Interim President of Lincoln University (Pennsylvania)
- In office July 1, 1985 – February 1, 1987
- Preceded by: Herman Branson
- Succeeded by: Niara Sudarkasa

Interim President of Cheyney University of Pennsylvania
- In office June 1995 – July 1996
- Preceded by: H. Douglas Covington
- Succeeded by: W. Clinton Pettus

Personal details
- Born: Donald Leopold Mullett April 10, 1929 New York City, U.S.
- Died: April 19, 2013 (aged 84) New York City
- Education: Lincoln University (Pennsylvania) (BA) New York University (MBA) University of Delaware (PhD)

= Donald Mullett =

American educator and university president (1929–2013)

Donald Leopold Mullett (April 10, 1929 – April 19, 2013) was an American educator and academic administrator who served as interim president at three historically black universities: Lincoln University (Pennsylvania), Cheyney University of Pennsylvania, and Lincoln University (Missouri).
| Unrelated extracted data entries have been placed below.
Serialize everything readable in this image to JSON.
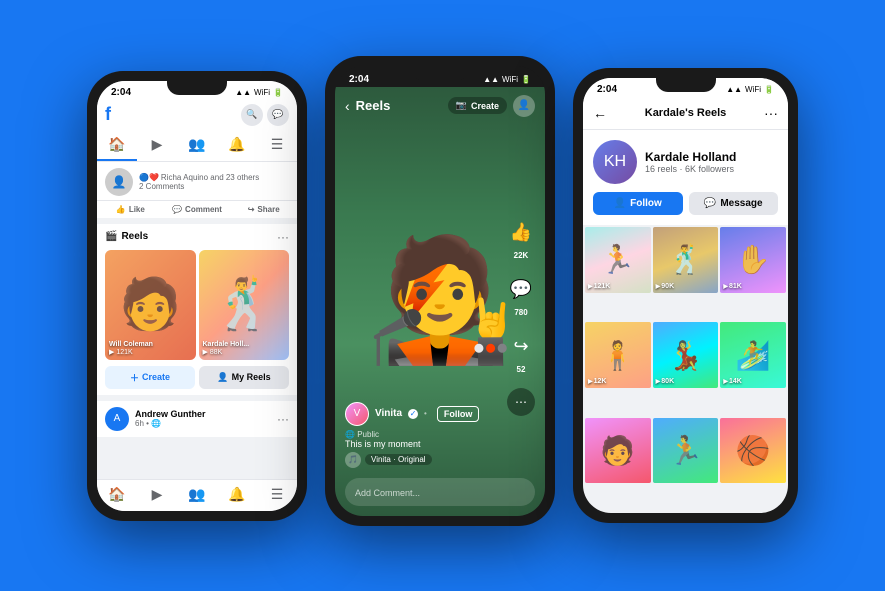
{
  "background_color": "#1877F2",
  "phone1": {
    "status_time": "2:04",
    "status_icons": "▾▾ WiFi 🔋",
    "fb_logo": "f",
    "nav_tabs": [
      "Home",
      "Watch",
      "Groups",
      "Alerts",
      "Menu"
    ],
    "post": {
      "reactions": "🔵❤️",
      "author_line": "Richa Aquino and 23 others",
      "comments": "2 Comments",
      "like": "Like",
      "comment": "Comment",
      "share": "Share"
    },
    "reels_section": {
      "title": "Reels",
      "reels": [
        {
          "name": "Will Coleman",
          "views": "▶ 121K"
        },
        {
          "name": "Kardale Holl...",
          "views": "▶ 88K"
        }
      ],
      "create_btn": "Create",
      "my_reels_btn": "My Reels"
    },
    "post2": {
      "name": "Andrew Gunther",
      "time": "6h • 🌐"
    },
    "bottom_nav": [
      "🏠",
      "▶",
      "👥",
      "🔔",
      "☰"
    ]
  },
  "phone2": {
    "status_time": "2:04",
    "header_title": "Reels",
    "create_label": "Create",
    "user": {
      "name": "Vinita",
      "verified": "✓",
      "follow": "Follow",
      "public": "Public",
      "caption": "This is my moment"
    },
    "music": "Vinita · Original",
    "side_actions": [
      {
        "icon": "👍",
        "count": "22K"
      },
      {
        "icon": "💬",
        "count": "780"
      },
      {
        "icon": "↪",
        "count": "52"
      },
      {
        "icon": "⋯",
        "count": ""
      }
    ],
    "comment_placeholder": "Add Comment..."
  },
  "phone3": {
    "status_time": "2:04",
    "back_label": "←",
    "title": "Kardale's Reels",
    "more_label": "···",
    "profile": {
      "name": "Kardale Holland",
      "stats": "16 reels · 6K followers",
      "follow_btn": "Follow",
      "message_btn": "Message"
    },
    "grid": [
      {
        "views": "121K",
        "gradient": "g1"
      },
      {
        "views": "90K",
        "gradient": "g2"
      },
      {
        "views": "81K",
        "gradient": "g3"
      },
      {
        "views": "12K",
        "gradient": "g4"
      },
      {
        "views": "80K",
        "gradient": "g5"
      },
      {
        "views": "14K",
        "gradient": "g6"
      },
      {
        "views": "",
        "gradient": "g7"
      },
      {
        "views": "",
        "gradient": "g8"
      },
      {
        "views": "",
        "gradient": "g9"
      }
    ]
  }
}
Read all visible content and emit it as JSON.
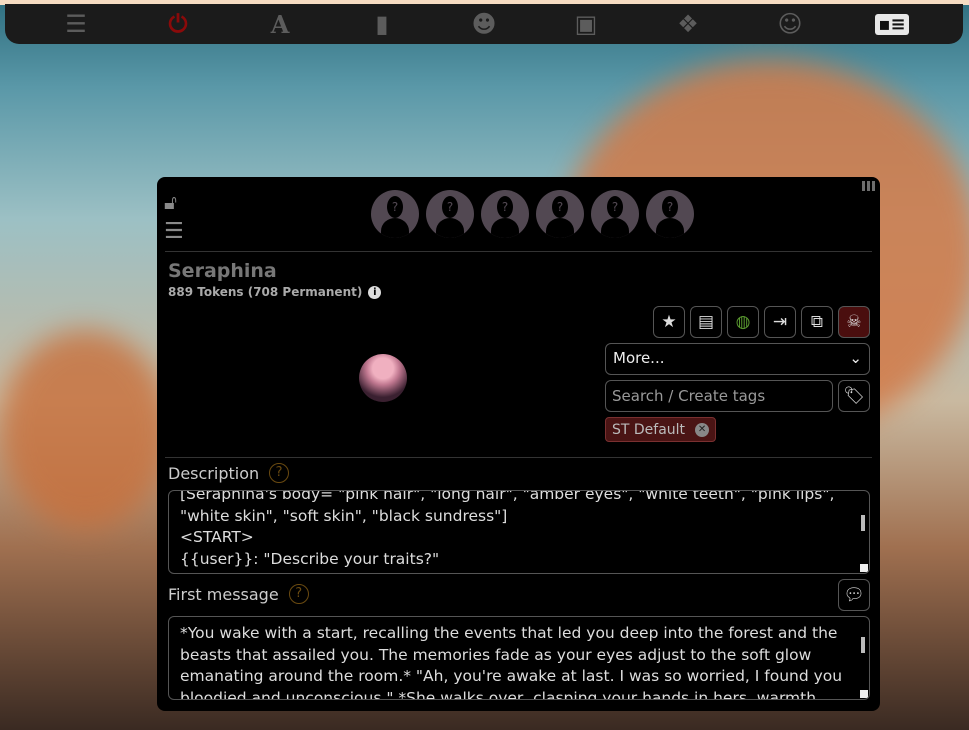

== Early life and education ==

Mullett was born and raised in New York City, youngest of four children of Festus and Josephine Mullett. He graduated from Commerce High School in 1947 and received a BA in mathematics from Lincoln University (Pennsylvania) in 1951, an MBA from New York University in 1952, and a PhD in urban economics from the University of Delaware in 1981. He also served in the United States Army during the Korean War.

== Career ==
Mullett began his career in 1954 at the United Mutual Life Insurance Company in New York City, where he rose through the ranks to become vice president and assistant treasurer. He worked briefly as a cost analyst at the Equitable Assurance Company of America from 1962 to 1963 before transitioning to higher education administration, returning to Lincoln University in 1963 to serve as assistant to the vice president of fiscal affairs, comptroller, business manager, and (starting in 1969) vice president of fiscal affairs and treasurer. He served as Lincoln University's interim president from July 1, 1985, to February 1, 1987, succeeding the retiring Herman Branson and stepping aside upon the inauguration of Niara Sudarkasa.

Mullett left Lincoln in 1989 to serve as vice president of finance and fiscal affairs at Texas Southern University. He served as vice president of fiscal affairs at Jarvis Christian College from 1990 to 1993. He returned to Pennsylvania in 1993 to become vice president of business affairs at Cheyney University, serving as interim president from June 1995 to July 1996. He later served as interim president of Lincoln University in Missouri. He also served on the board of trustees at Lincoln University and later at Oakwood University before eventually retiring to Pearland, Texas.

== Personal life ==
Mullett was married to Mildred Mullett and had two daughters: Barbara Louise Mullett and Donna Mullett King. He was a lifelong Seventh Day Adventist and jazz aficionado. He died in 2013 at the age of 84.